Desde que la comida peruana es una de las comidas más vitoreadas en el mundo gourmet con estrellas y premios internacionales, la memoria del paladar peruano se derrama sobre aquellos aromas originarios que hoy la hacen famosa; en esa degustación patriótica –que llevan adelante los chefs de moda– las papilas gustativas nombran de inmediato a Teresa Izquierdo, la cocinera afroperuana hacedora de la emergente gastronomía del Perú. Teresa nació en el Distrito de Lince y pronto se mudó con Luz Divina, su mamá, a Lima. Luz era cocinera en casas de familias ricas y fue en una de esas cocinas donde empezó todo.

Un día, cuando Teresa tenía ocho años, su mamá se enfermó y ante la desesperación de perder el trabajo que las mantenía, decidió ir a cocinar en nombre de su madre. Una tía la acompañó hasta el micro, cuando llegó, explicó que su mamá estaba enferma y que ese día iba a cocinar ella, la dueña de casa la miró con cara de susto y le preguntó qué iba a cocinar, Teresa no dudó el menú: sopa servida, lentejas con arroz y asado con ensalada. Le dieron veinte centavos de propina que la cocinera de estreno le mostró a todxs con lxs que se cruzó camino a casa. Desde aquel momento siempre supo que quería cocinar.

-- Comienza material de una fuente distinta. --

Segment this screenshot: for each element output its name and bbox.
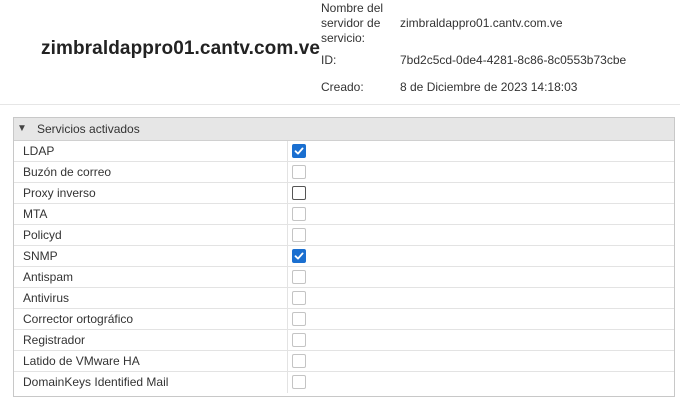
service-name-label-line: servicio: xyxy=(321,31,366,45)
service-label: Proxy inverso xyxy=(23,186,96,200)
service-label: Buzón de correo xyxy=(23,165,112,179)
column-divider xyxy=(287,183,288,203)
service-row: SNMP xyxy=(14,246,674,267)
column-divider xyxy=(287,288,288,308)
service-row: Antispam xyxy=(14,267,674,288)
service-row: LDAP xyxy=(14,141,674,162)
service-checkbox xyxy=(292,270,306,284)
service-label: Registrador xyxy=(23,333,86,347)
column-divider xyxy=(287,372,288,393)
service-row: Proxy inverso xyxy=(14,183,674,204)
service-label: Policyd xyxy=(23,228,62,242)
service-label: Antivirus xyxy=(23,291,70,305)
column-divider xyxy=(287,204,288,224)
service-checkbox xyxy=(292,228,306,242)
checkmark-icon xyxy=(294,252,304,260)
column-divider xyxy=(287,225,288,245)
id-value: 7bd2c5cd-0de4-4281-8c86-8c0553b73cbe xyxy=(400,53,627,67)
services-panel-title: Servicios activados xyxy=(37,122,140,136)
service-checkbox xyxy=(292,291,306,305)
services-panel-header[interactable]: ▼ Servicios activados xyxy=(14,118,674,141)
column-divider xyxy=(287,162,288,182)
service-label: MTA xyxy=(23,207,48,221)
service-checkbox[interactable] xyxy=(292,186,306,200)
service-row: MTA xyxy=(14,204,674,225)
service-label: Latido de VMware HA xyxy=(23,354,140,368)
column-divider xyxy=(287,330,288,350)
services-list: LDAP Buzón de correo Proxy inverso MTA Polic… xyxy=(14,141,674,393)
service-name-value: zimbraldappro01.cantv.com.ve xyxy=(400,16,563,30)
services-panel: ▼ Servicios activados LDAP Buzón de corre… xyxy=(13,117,675,397)
service-checkbox xyxy=(292,375,306,389)
id-label: ID: xyxy=(321,53,337,67)
service-label: DomainKeys Identified Mail xyxy=(23,375,169,389)
service-checkbox[interactable] xyxy=(292,144,306,158)
server-name-title: zimbraldappro01.cantv.com.ve xyxy=(41,38,321,59)
service-row: Buzón de correo xyxy=(14,162,674,183)
service-checkbox xyxy=(292,333,306,347)
service-checkbox xyxy=(292,207,306,221)
column-divider xyxy=(287,141,288,161)
service-row: DomainKeys Identified Mail xyxy=(14,372,674,393)
service-label: LDAP xyxy=(23,144,55,158)
service-checkbox[interactable] xyxy=(292,249,306,263)
service-name-label-line: Nombre del xyxy=(321,1,384,15)
server-header: zimbraldappro01.cantv.com.ve Nombre del … xyxy=(0,0,680,105)
service-row: Policyd xyxy=(14,225,674,246)
service-checkbox xyxy=(292,354,306,368)
collapse-triangle-icon[interactable]: ▼ xyxy=(17,118,27,140)
service-label: Corrector ortográfico xyxy=(23,312,134,326)
column-divider xyxy=(287,351,288,371)
service-row: Antivirus xyxy=(14,288,674,309)
service-row: Corrector ortográfico xyxy=(14,309,674,330)
service-checkbox xyxy=(292,165,306,179)
service-name-label: Nombre del servidor de servicio: xyxy=(321,1,383,46)
column-divider xyxy=(287,246,288,266)
column-divider xyxy=(287,309,288,329)
service-name-label-line: servidor de xyxy=(321,16,381,30)
service-row: Latido de VMware HA xyxy=(14,351,674,372)
created-value: 8 de Diciembre de 2023 14:18:03 xyxy=(400,80,578,94)
service-row: Registrador xyxy=(14,330,674,351)
column-divider xyxy=(287,267,288,287)
checkmark-icon xyxy=(294,147,304,155)
service-checkbox xyxy=(292,312,306,326)
created-label: Creado: xyxy=(321,80,364,94)
service-label: SNMP xyxy=(23,249,58,263)
service-label: Antispam xyxy=(23,270,74,284)
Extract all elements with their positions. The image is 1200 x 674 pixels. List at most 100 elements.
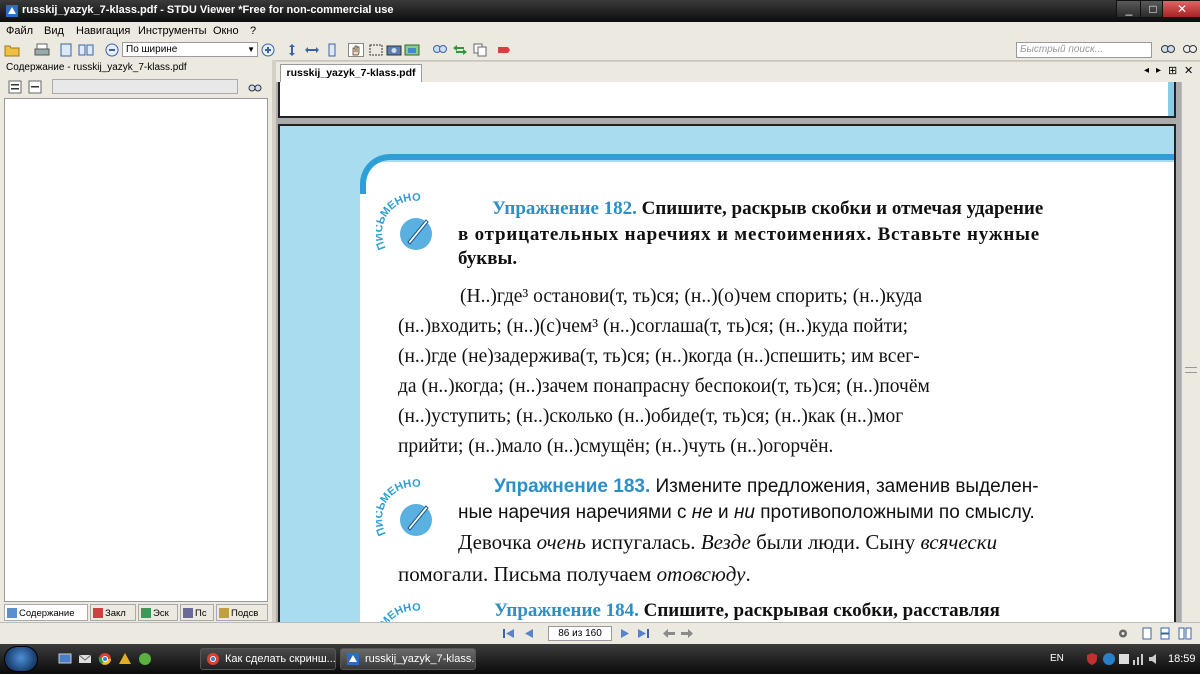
contents-filter-field[interactable] [52,79,238,94]
task-stdu-viewer[interactable]: russkij_yazyk_7-klass.... [340,648,476,670]
image-icon[interactable] [404,43,420,57]
page-frame-line [360,154,1174,194]
show-desktop-icon[interactable] [58,652,72,666]
exercise-182-heading-line1: Упражнение 182. Спишите, раскрыв скобки … [492,198,1043,220]
previous-page-icon[interactable] [522,627,536,640]
next-page-icon[interactable] [618,627,632,640]
exercise-183-line: Девочка очень испугалась. Везде были люд… [458,530,997,555]
zoom-out-icon[interactable] [104,43,120,57]
snapshot-icon[interactable] [386,43,402,57]
tab-menu-icon[interactable]: ⊞ [1168,64,1177,77]
tab-prev-icon[interactable]: ◂ [1144,65,1149,76]
first-page-icon[interactable] [502,627,516,640]
start-button[interactable] [4,646,38,672]
writing-badge-icon: ПИСЬМЕННО [376,602,421,622]
device-icon[interactable] [1118,652,1130,666]
menu-window[interactable]: Окно [213,25,239,37]
select-text-icon[interactable] [368,43,384,57]
text-run-italic: ни [733,502,755,523]
text-run: помогали. Письма получаем [398,562,657,586]
history-forward-icon[interactable] [680,627,694,640]
menu-navigation[interactable]: Навигация [76,25,130,37]
scrollbar-grip [1185,367,1197,373]
language-indicator[interactable]: EN [1050,653,1064,664]
exercise-182-line: (н..)входить; (н..)(с)чем³ (н..)соглаша(… [398,316,909,337]
tab-contents[interactable]: Содержание [4,604,88,621]
tree-expand-icon[interactable] [8,80,22,94]
zoom-select[interactable]: По ширине ▼ [122,42,258,57]
volume-icon[interactable] [1148,652,1162,666]
clock[interactable]: 18:59 [1168,653,1196,665]
continuous-view-icon[interactable] [1158,627,1172,640]
find-icon[interactable] [432,43,448,57]
text-run: испугалась. [585,530,701,554]
menu-help[interactable]: ? [250,25,256,37]
minimize-button[interactable]: _ [1116,0,1142,18]
antivirus-icon[interactable] [1086,652,1098,666]
close-button[interactable]: ✕ [1162,0,1200,18]
copy-icon[interactable] [472,43,488,57]
menu-file[interactable]: Файл [6,25,33,37]
text-run-italic: очень [536,530,586,554]
exercise-182-line: прийти; (н..)мало (н..)смущён; (н..)чуть… [398,436,834,457]
page-margin-strip [1168,82,1174,116]
network-icon[interactable] [1102,652,1116,666]
tree-collapse-icon[interactable] [28,80,42,94]
alert-icon[interactable] [118,652,132,666]
text-run-italic: всячески [920,530,998,554]
contents-tree[interactable] [4,98,268,602]
gear-icon[interactable] [1116,627,1130,640]
last-page-icon[interactable] [636,627,650,640]
single-page-view-icon[interactable] [1140,627,1154,640]
hand-tool-icon[interactable] [348,43,364,57]
print-icon[interactable] [34,43,50,57]
signal-icon[interactable] [1132,652,1144,666]
menu-view[interactable]: Вид [44,25,64,37]
binoculars-icon[interactable] [248,80,262,94]
torrent-icon[interactable] [138,652,152,666]
text-run: Девочка [458,530,537,554]
bookmark-add-icon[interactable] [496,43,512,57]
exercise-182-number: Упражнение 182. [492,198,637,219]
scrollbar-thumb[interactable] [1185,82,1197,622]
fit-page-icon[interactable] [284,43,300,57]
search-icon[interactable] [1160,43,1176,57]
task-chrome[interactable]: Как сделать скринш... [200,648,336,670]
menu-tools[interactable]: Инструменты [138,25,207,37]
tab-next-icon[interactable]: ▸ [1156,65,1161,76]
chevron-down-icon: ▼ [247,45,255,54]
exercise-183-heading-line1: Упражнение 183. Измените предложения, за… [494,476,1039,498]
exercise-184-task: Спишите, раскрывая скобки, расставляя [638,600,1000,621]
tab-search-label: Пс [195,608,207,619]
exercise-182-task-1: Спишите, раскрыв скобки и отмечая ударен… [636,198,1044,219]
back-forward-icon[interactable] [452,43,468,57]
tab-highlights[interactable]: Подсв [216,604,268,621]
thumbnails-icon [141,608,151,618]
zoom-in-icon[interactable] [260,43,276,57]
fit-width-icon[interactable] [304,43,320,57]
open-folder-icon[interactable] [4,43,20,57]
page-number-field[interactable]: 86 из 160 [548,626,612,641]
current-page: ПИСЬМЕННО Упражнение 182. Спишите, раскр… [278,124,1176,622]
mail-icon[interactable] [78,652,92,666]
two-pages-icon[interactable] [78,43,94,57]
exercise-182-line: (н..)где (не)задержива(т, ть)ся; (н..)ко… [398,346,920,367]
text-run: были люди. Сыну [750,530,921,554]
chrome-icon[interactable] [98,652,112,666]
fit-height-icon[interactable] [324,43,340,57]
history-back-icon[interactable] [662,627,676,640]
tab-thumbnails[interactable]: Эск [138,604,178,621]
document-tab[interactable]: russkij_yazyk_7-klass.pdf [280,64,422,82]
panel-tabs: Содержание Закл Эск Пс Подсв [4,604,268,622]
single-page-icon[interactable] [58,43,74,57]
quick-search-input[interactable]: Быстрый поиск... [1016,42,1152,58]
menu-bar: Файл Вид Навигация Инструменты Окно ? [0,22,1200,40]
facing-view-icon[interactable] [1178,627,1192,640]
tab-bookmarks[interactable]: Закл [90,604,136,621]
tab-close-icon[interactable]: ✕ [1184,64,1193,77]
search-options-icon[interactable] [1182,43,1198,57]
writing-badge-icon: ПИСЬМЕННО [376,192,432,251]
document-viewport[interactable]: ПИСЬМЕННО Упражнение 182. Спишите, раскр… [276,82,1181,622]
tab-search[interactable]: Пс [180,604,214,621]
vertical-scrollbar[interactable] [1181,82,1200,622]
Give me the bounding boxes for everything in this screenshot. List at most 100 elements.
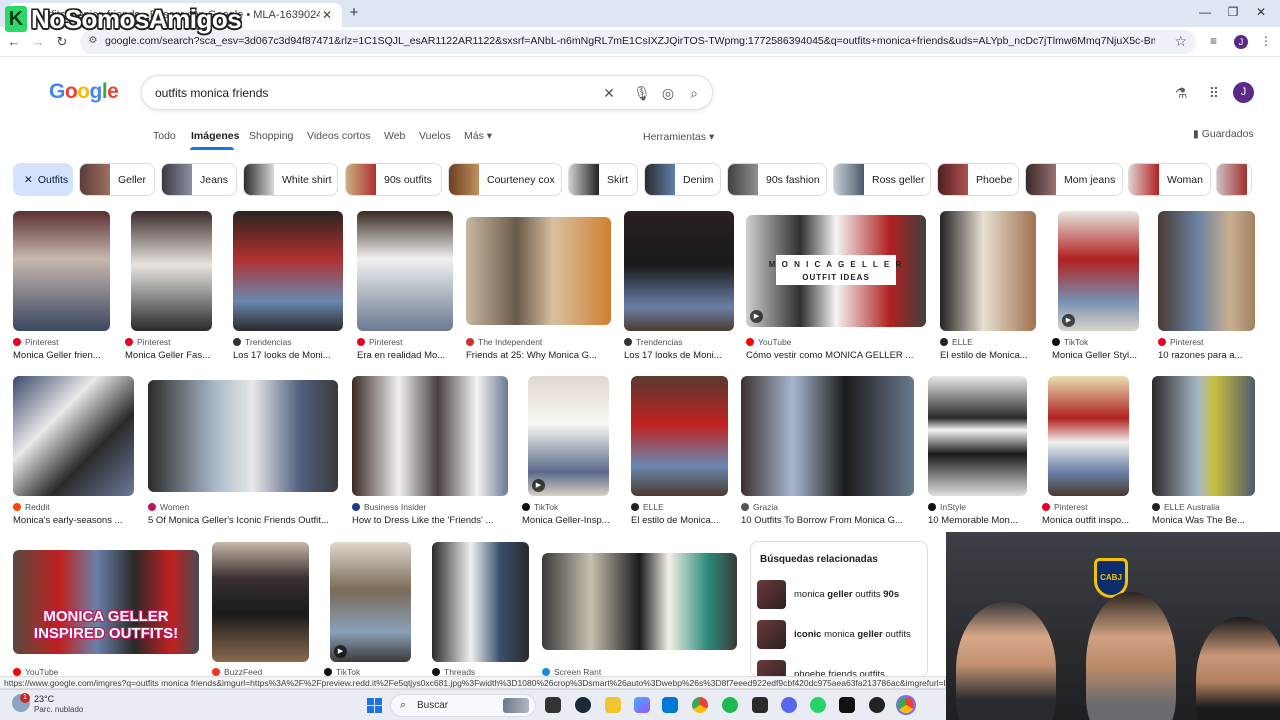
- search-box[interactable]: outfits monica friends ✕ 🎙 ◎ ⌕: [141, 75, 713, 110]
- chip-white-shirt[interactable]: White shirt: [243, 163, 338, 196]
- bookmark-star-icon[interactable]: ☆: [1174, 33, 1187, 50]
- result-title[interactable]: El estilo de Monica...: [940, 350, 1036, 361]
- site-info-icon[interactable]: ⚙: [87, 35, 99, 47]
- result-thumbnail[interactable]: [542, 553, 737, 650]
- task-view-icon[interactable]: [545, 697, 561, 713]
- result-thumbnail[interactable]: M O N I C A G E L L E R OUTFIT IDEAS ▶: [746, 215, 926, 327]
- result-thumbnail[interactable]: [940, 211, 1036, 331]
- result-thumbnail[interactable]: [928, 376, 1027, 496]
- result-thumbnail[interactable]: [1152, 376, 1255, 496]
- search-icon[interactable]: ⌕: [685, 84, 703, 102]
- steam-icon[interactable]: [575, 697, 591, 713]
- result-title[interactable]: Monica outfit inspo...: [1042, 515, 1138, 526]
- result-title[interactable]: 5 Of Monica Geller's Iconic Friends Outf…: [148, 515, 338, 526]
- result-title[interactable]: Monica Geller Styl...: [1052, 350, 1148, 361]
- tab-web[interactable]: Web: [384, 130, 405, 142]
- clear-icon[interactable]: ✕: [600, 84, 618, 102]
- search-input[interactable]: outfits monica friends: [155, 86, 268, 100]
- result-thumbnail[interactable]: [741, 376, 914, 496]
- chrome-profile-icon[interactable]: [898, 697, 914, 713]
- result-thumbnail[interactable]: [233, 211, 343, 331]
- result-thumbnail[interactable]: [13, 211, 110, 331]
- close-icon[interactable]: ✕: [320, 8, 334, 22]
- reload-icon[interactable]: ↻: [54, 33, 70, 51]
- close-icon[interactable]: ✕: [24, 174, 33, 186]
- chip-denim[interactable]: Denim: [644, 163, 721, 196]
- result-thumbnail[interactable]: [1048, 376, 1129, 496]
- result-title[interactable]: Los 17 looks de Moni...: [624, 350, 734, 361]
- obs-icon[interactable]: [839, 697, 855, 713]
- copilot-icon[interactable]: [634, 697, 650, 713]
- whatsapp-icon[interactable]: [810, 697, 826, 713]
- window-close-icon[interactable]: ✕: [1252, 5, 1270, 19]
- result-thumbnail[interactable]: [352, 376, 508, 496]
- result-title[interactable]: Monica Geller frien...: [13, 350, 110, 361]
- chip-ross-geller[interactable]: Ross geller: [833, 163, 931, 196]
- result-thumbnail[interactable]: [432, 542, 529, 662]
- tab-shopping[interactable]: Shopping: [249, 130, 293, 142]
- related-item[interactable]: monica geller outfits 90s: [757, 579, 899, 609]
- chip-more[interactable]: [1216, 163, 1252, 196]
- tab-vuelos[interactable]: Vuelos: [419, 130, 451, 142]
- result-title[interactable]: 10 Memorable Mon...: [928, 515, 1027, 526]
- result-title[interactable]: How to Dress Like the 'Friends' ...: [352, 515, 508, 526]
- google-logo[interactable]: Google: [49, 80, 119, 104]
- tab-imagenes[interactable]: Imágenes: [191, 130, 239, 142]
- result-thumbnail[interactable]: ▶: [330, 542, 411, 662]
- app-icon[interactable]: [869, 697, 885, 713]
- address-bar[interactable]: ⚙ google.com/search?sca_esv=3d067c3d94f8…: [80, 30, 1196, 54]
- back-icon[interactable]: ←: [6, 33, 22, 51]
- result-thumbnail[interactable]: [212, 542, 309, 662]
- result-thumbnail[interactable]: [631, 376, 728, 496]
- chip-mom-jeans[interactable]: Mom jeans: [1025, 163, 1123, 196]
- result-title[interactable]: Era en realidad Mo...: [357, 350, 453, 361]
- windows-start-icon[interactable]: [367, 698, 382, 713]
- result-title[interactable]: Monica Geller-Insp...: [522, 515, 618, 526]
- result-title[interactable]: Cómo vestir como MONICA GELLER ...: [746, 350, 926, 361]
- chip-geller[interactable]: Geller: [79, 163, 155, 196]
- forward-icon[interactable]: →: [30, 33, 46, 51]
- chip-skirt[interactable]: Skirt: [568, 163, 638, 196]
- chip-90s-fashion[interactable]: 90s fashion: [727, 163, 827, 196]
- result-title[interactable]: Friends at 25: Why Monica G...: [466, 350, 611, 361]
- spotify-icon[interactable]: [722, 697, 738, 713]
- lens-camera-icon[interactable]: ◎: [659, 84, 677, 102]
- result-title[interactable]: Los 17 looks de Moni...: [233, 350, 343, 361]
- microphone-icon[interactable]: 🎙: [633, 84, 651, 102]
- related-item[interactable]: iconic monica geller outfits: [757, 619, 911, 649]
- taskbar-search[interactable]: ⌕ Buscar: [390, 694, 536, 717]
- result-title[interactable]: Monica Was The Be...: [1152, 515, 1255, 526]
- result-title[interactable]: Monica's early-seasons ...: [13, 515, 134, 526]
- result-thumbnail[interactable]: [357, 211, 453, 331]
- result-title[interactable]: Monica Geller Fas...: [125, 350, 223, 361]
- maximize-icon[interactable]: ❐: [1224, 5, 1242, 19]
- discord-icon[interactable]: [781, 697, 797, 713]
- tab-todo[interactable]: Todo: [153, 130, 176, 142]
- chip-jeans[interactable]: Jeans: [161, 163, 237, 196]
- account-avatar[interactable]: J: [1233, 82, 1254, 103]
- chip-courteney-cox[interactable]: Courteney cox: [448, 163, 562, 196]
- menu-dots-icon[interactable]: ⋮: [1260, 34, 1272, 48]
- saved-button[interactable]: ▮ Guardados: [1193, 128, 1254, 140]
- chip-90s-outfits[interactable]: 90s outfits: [345, 163, 442, 196]
- chip-woman[interactable]: Woman: [1128, 163, 1211, 196]
- terminal-icon[interactable]: [752, 697, 768, 713]
- minimize-icon[interactable]: —: [1196, 5, 1214, 19]
- result-thumbnail[interactable]: [13, 376, 134, 496]
- browser-profile-avatar[interactable]: J: [1234, 35, 1248, 49]
- apps-grid-icon[interactable]: ⠿: [1205, 84, 1223, 102]
- result-thumbnail[interactable]: [1158, 211, 1255, 331]
- result-title[interactable]: El estilo de Monica...: [631, 515, 728, 526]
- result-thumbnail[interactable]: [131, 211, 212, 331]
- result-thumbnail[interactable]: [466, 217, 611, 325]
- related-item[interactable]: phoebe friends outfits: [757, 659, 885, 676]
- tab-videos-cortos[interactable]: Videos cortos: [307, 130, 370, 142]
- chrome-icon[interactable]: [692, 697, 708, 713]
- labs-flask-icon[interactable]: ⚗: [1172, 84, 1190, 102]
- result-thumbnail[interactable]: [624, 211, 734, 331]
- result-title[interactable]: 10 Outfits To Borrow From Monica G...: [741, 515, 914, 526]
- result-title[interactable]: 10 razones para a...: [1158, 350, 1255, 361]
- result-thumbnail[interactable]: ▶: [528, 376, 609, 496]
- store-icon[interactable]: [662, 697, 678, 713]
- chip-phoebe[interactable]: Phoebe: [937, 163, 1019, 196]
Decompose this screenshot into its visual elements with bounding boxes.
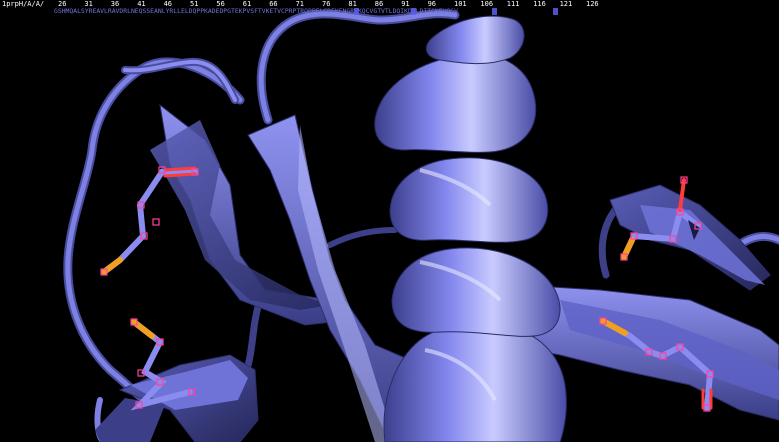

Lo hacía con su mamá y también sola. Preparaba turrones que vendía en la calle, probaba suerte con recetas familiares de tamales (usaban la ceniza del carbón para pelar el maíz) y de ranfañote (un dulce tradicional hecho con pan duro frutas secas y miel). A los catorce años ya cocinaba carapulcras (tradicional guiso peruano) en las ferias y en las fiestas de los concursos de caballo de paso. Después, también fue cocinera en casa de ricos donde nunca eran menos de ocho los hambrientos. Madre e hija preparaban servicio de catering, banquetes y hasta freían en la puerta de su casa (Teresa lo recordaba como un primer intento de independencia) pero cuando su mamá murió, se cansó de cargar sola por la ciudad ollas y comidas y volvió a trabajar como cocinera.

El intento deseado se volvió real cuando a fines de los años setenta (el 26 de abril de 1978) abrió su propio restaurante, lo llamó “El rincón que no conoces”. Teresa cocinaba, atendía, servía y cobraba (como en Buenos Aires lo hace Florencia, la cocinera dueña de la embriagadora Tita en Retiro). Eran solo seis mesas y una oferta sencilla: “comida casera hecha con cariño y dedicación, y si se acaba, paciencia para esperar que se vuelva a preparar”. Pronto aquellas primeras seis mesas se multiplicaron y Teresa pasó a ser la piedra angular de la cocina peruana que no olvida sus raíces mientras gana bocas en diferentes lenguas.

Todas las comidas son ricas, “si lo preparas bien, bien difícil va a ser que no lo comas”, decía la cocinera cuando preparaba manjar de quinua o crema volcada de quinua y recordaba los tiempos en los se decía que la quinua era para los pollos y para los patos. “Éramos siempre de ajiacos, cuando se es pobre y en una casa hay bastante familia no te comés un churrasco, te haces un guiso donde la carne se corta en pedacitos y si no hay carne se hace estofado de papa, la cocina es ingenio”. Siempre hablaba del ingenio, del sabor y de las ocurrencias, como las que tenía su madre cuando probaba y no le gustaba la sazón. Una de esas ocurrencias es el cordero a la jijuna (trozos de cordero macerados en chicha de jora, con aderezos a base de rocoto), un plato estrella en el restaurante de Teresa que ahora gobierna su hija Elena, y que nació cuando su madre molió rocoto y le echó chicha al cordero desabrido. “Son cosas que se le ocurren a una, lo inventaste y punto, ya está listo”. Una gracia, una intervención oportuna. El arte de un plato servido. Una troupe de jóvenes cocinerxs que la recuerdan con el batán -piedra de moler- entre sus manos, y que aprendieron de ella a relamerse en el deleite amoroso de la cocina criolla, memoria viva del recetario eterno, lloraron y cantaron en su entierro.